YOU PICKED UP THE PLANET
by Eeva-Liisa Manner (1956)
To Erik Lindegren
You picked up the planet like an egg
and set it spinning
in slow motion on the floor of the world.
The stars arranged themselves upon request
around the red magnet
and formed singing mosaics, like swallows or notes of music.
Oh, this soaring Braille, grammar of space
that makes the birds happy,
those passionate instruments
above sedimented mountains and broken church towers.
Oh, sloughed-off faces of the indifferent ones
and the grudge of those who can no longer read
(except for cruel bibles, between whose pages doves and corpses have been dried).
Oh, woe to us here in the lonely place on the moon's side
hair and eyes in the wind, in our hands
uncertainty and the boomerangs of echoes.
Oh, these vaults of language, transforming the skies
into which the letters rise like flags of distress.
I look for the question to which this mutabor is the answer.
I kneel
to pluck the letters' mutilated feet,
their gouged-out eyes,
in them is the wounded shining secret,
in which I lost my wings
before the development of discriminating fingers.
translated from Finnish by David McDuff and Hildi Hawkins
2 comments:
Eeva-Liisa Manner has, for me, been one of those Finnish poets who has stuck out as being rather unusual. I find reading her in Finnish is still a trifle difficult, but I do have a couple of selections in Swedish. In one of them I read, referring to several starred poems:
"Som grund för tolkningen till svenska har legat en av författarinnan ändrad finsk version av dikten eller prosastycket".
Did E-LM make a habit of rewriting her poetry? Because I have her "Runoja 1956-1977" and the Finnish version is clearly different from the one David and Hildi translated. I've noticed that some poets and short-story writers often polish and repolish earlier poems to perfection.
I had this problem when translating Friedebert Tuglas' stories. I finally agreed with the editor to use the Collected Works as the default version.

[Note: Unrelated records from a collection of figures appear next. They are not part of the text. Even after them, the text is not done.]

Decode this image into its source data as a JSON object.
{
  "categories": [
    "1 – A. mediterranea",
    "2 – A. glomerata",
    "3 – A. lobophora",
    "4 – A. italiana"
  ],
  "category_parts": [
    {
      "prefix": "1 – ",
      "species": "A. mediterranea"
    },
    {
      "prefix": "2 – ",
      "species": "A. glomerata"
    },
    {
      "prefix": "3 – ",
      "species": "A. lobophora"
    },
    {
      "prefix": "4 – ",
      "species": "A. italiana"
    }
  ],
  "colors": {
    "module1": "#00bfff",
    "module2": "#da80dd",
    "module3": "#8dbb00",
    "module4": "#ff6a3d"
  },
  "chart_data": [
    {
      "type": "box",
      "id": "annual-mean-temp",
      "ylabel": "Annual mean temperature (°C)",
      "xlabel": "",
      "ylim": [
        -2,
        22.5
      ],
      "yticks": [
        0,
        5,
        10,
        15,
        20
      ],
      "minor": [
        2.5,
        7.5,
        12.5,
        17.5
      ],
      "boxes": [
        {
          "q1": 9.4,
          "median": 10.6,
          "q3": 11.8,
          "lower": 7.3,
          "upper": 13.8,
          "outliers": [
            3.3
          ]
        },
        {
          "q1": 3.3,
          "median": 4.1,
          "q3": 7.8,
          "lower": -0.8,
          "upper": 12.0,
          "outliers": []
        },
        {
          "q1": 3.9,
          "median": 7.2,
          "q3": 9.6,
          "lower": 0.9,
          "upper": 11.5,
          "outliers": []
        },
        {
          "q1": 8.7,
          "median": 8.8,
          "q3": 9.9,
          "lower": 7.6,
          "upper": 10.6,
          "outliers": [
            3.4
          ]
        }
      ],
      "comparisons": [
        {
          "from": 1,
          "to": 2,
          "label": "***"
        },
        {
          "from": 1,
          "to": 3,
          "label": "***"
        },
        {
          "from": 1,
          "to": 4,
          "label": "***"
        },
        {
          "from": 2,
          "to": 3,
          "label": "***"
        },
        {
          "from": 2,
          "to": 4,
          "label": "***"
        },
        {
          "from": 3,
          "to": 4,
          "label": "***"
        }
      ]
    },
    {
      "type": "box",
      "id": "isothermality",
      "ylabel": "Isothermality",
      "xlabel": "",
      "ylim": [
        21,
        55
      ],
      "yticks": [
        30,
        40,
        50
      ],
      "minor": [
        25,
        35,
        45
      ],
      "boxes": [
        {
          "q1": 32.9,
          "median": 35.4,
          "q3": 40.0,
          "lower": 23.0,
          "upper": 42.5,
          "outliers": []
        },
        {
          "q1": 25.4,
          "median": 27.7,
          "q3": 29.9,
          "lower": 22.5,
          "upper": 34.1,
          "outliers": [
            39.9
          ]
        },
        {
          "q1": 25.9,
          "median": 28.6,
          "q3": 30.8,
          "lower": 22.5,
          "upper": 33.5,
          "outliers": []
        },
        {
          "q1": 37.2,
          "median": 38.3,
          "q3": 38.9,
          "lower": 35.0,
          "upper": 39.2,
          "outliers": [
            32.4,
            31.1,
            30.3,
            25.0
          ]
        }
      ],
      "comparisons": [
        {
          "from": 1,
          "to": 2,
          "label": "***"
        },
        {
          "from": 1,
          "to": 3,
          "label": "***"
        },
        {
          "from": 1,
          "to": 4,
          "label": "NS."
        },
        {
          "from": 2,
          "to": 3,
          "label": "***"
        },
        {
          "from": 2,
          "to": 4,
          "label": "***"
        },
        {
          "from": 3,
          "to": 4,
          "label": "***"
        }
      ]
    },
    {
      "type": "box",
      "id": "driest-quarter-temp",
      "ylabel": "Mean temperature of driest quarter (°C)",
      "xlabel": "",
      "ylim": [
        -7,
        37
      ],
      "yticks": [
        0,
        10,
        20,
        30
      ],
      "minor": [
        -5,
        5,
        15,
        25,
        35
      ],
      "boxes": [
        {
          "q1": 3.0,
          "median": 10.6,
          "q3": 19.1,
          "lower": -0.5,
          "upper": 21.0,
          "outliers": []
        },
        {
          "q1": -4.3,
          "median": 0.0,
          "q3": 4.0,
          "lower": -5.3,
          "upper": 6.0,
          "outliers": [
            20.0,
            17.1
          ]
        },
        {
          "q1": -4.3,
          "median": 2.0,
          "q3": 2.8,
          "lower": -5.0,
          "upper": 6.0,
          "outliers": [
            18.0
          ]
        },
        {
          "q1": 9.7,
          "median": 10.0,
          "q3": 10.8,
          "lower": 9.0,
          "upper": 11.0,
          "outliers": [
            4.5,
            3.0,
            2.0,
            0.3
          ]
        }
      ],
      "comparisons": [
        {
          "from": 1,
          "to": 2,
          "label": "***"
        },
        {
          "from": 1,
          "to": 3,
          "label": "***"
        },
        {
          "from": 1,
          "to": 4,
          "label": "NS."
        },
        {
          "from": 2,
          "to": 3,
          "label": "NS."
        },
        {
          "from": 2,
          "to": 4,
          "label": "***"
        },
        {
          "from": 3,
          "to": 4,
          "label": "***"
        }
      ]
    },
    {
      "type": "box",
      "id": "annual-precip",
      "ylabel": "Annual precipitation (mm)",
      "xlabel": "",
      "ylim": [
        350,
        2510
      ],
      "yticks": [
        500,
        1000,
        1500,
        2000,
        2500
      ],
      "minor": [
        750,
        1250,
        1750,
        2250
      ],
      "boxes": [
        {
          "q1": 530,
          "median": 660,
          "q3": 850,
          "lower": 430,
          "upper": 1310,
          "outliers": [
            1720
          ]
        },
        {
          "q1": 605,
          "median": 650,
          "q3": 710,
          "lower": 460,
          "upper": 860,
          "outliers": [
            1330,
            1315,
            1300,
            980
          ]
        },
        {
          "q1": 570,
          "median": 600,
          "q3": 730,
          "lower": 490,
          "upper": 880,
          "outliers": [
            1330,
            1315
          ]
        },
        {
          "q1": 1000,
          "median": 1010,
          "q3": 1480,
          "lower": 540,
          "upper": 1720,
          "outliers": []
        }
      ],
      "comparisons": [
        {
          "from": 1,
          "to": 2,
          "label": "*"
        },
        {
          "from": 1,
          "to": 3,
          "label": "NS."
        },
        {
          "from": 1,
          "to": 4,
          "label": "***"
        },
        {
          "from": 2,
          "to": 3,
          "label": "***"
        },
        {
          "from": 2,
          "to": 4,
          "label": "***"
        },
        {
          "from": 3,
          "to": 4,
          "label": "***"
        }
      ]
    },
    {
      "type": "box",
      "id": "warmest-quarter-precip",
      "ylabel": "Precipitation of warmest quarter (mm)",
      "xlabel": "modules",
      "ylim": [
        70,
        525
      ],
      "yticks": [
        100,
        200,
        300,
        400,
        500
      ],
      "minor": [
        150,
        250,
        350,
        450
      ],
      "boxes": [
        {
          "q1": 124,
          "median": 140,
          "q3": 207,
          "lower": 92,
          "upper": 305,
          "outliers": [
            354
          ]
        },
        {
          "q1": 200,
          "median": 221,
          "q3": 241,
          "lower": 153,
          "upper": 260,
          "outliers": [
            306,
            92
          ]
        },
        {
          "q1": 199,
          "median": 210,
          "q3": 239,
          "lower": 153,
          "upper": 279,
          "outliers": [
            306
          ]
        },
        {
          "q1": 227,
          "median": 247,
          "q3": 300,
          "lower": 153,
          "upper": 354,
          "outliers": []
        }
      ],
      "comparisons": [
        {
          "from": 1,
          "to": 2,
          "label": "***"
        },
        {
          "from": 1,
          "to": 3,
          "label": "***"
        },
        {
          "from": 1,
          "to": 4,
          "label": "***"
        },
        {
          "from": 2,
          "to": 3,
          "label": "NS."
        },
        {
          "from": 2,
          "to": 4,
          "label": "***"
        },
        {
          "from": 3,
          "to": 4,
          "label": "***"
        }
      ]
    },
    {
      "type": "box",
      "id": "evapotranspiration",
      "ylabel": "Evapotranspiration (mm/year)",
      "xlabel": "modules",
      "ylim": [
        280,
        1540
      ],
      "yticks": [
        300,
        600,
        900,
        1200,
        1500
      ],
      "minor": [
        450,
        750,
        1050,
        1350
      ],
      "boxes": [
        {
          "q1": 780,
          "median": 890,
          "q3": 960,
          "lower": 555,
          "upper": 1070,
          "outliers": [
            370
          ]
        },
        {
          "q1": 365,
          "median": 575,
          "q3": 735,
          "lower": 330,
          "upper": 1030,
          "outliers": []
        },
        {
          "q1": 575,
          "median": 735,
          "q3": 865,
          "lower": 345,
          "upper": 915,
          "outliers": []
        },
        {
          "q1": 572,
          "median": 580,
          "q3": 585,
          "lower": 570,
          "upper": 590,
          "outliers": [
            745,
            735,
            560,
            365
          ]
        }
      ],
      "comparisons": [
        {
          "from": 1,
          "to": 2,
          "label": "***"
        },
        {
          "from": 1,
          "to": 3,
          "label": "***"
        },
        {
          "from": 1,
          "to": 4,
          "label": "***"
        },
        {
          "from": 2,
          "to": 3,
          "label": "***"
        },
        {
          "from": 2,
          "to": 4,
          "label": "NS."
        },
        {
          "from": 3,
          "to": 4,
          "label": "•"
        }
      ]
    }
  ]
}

Because Tuglas used to experiment with neologisms, which he later abandoned and turned into more standard Estonian. These things can be tricky for translators.
Yes, Eeva-Liisa Manner did indeed create different versions of her poems. The process of the modification of older poems seems to have been a major feature of her way of working as a poet. One recent critic says:
Manner tunnetusti muunteli tekstejään vuosien varrella ja pyrki entistä kirkkaampaan ja selkeämpään ilmaisuun. Siksi rytmin absoluuttinen merkitys ei olekaan vähäinen asia hänen osin uudelleen muokatuissa runoissaan.
When Hildi and I translated this poem along with others in 1993 we used the original 1956 edition of Tämä matka, from which "Otit planeetan" is taken.
In another post I'll put up an English version of a poem which Manner didn't change, as far as I know.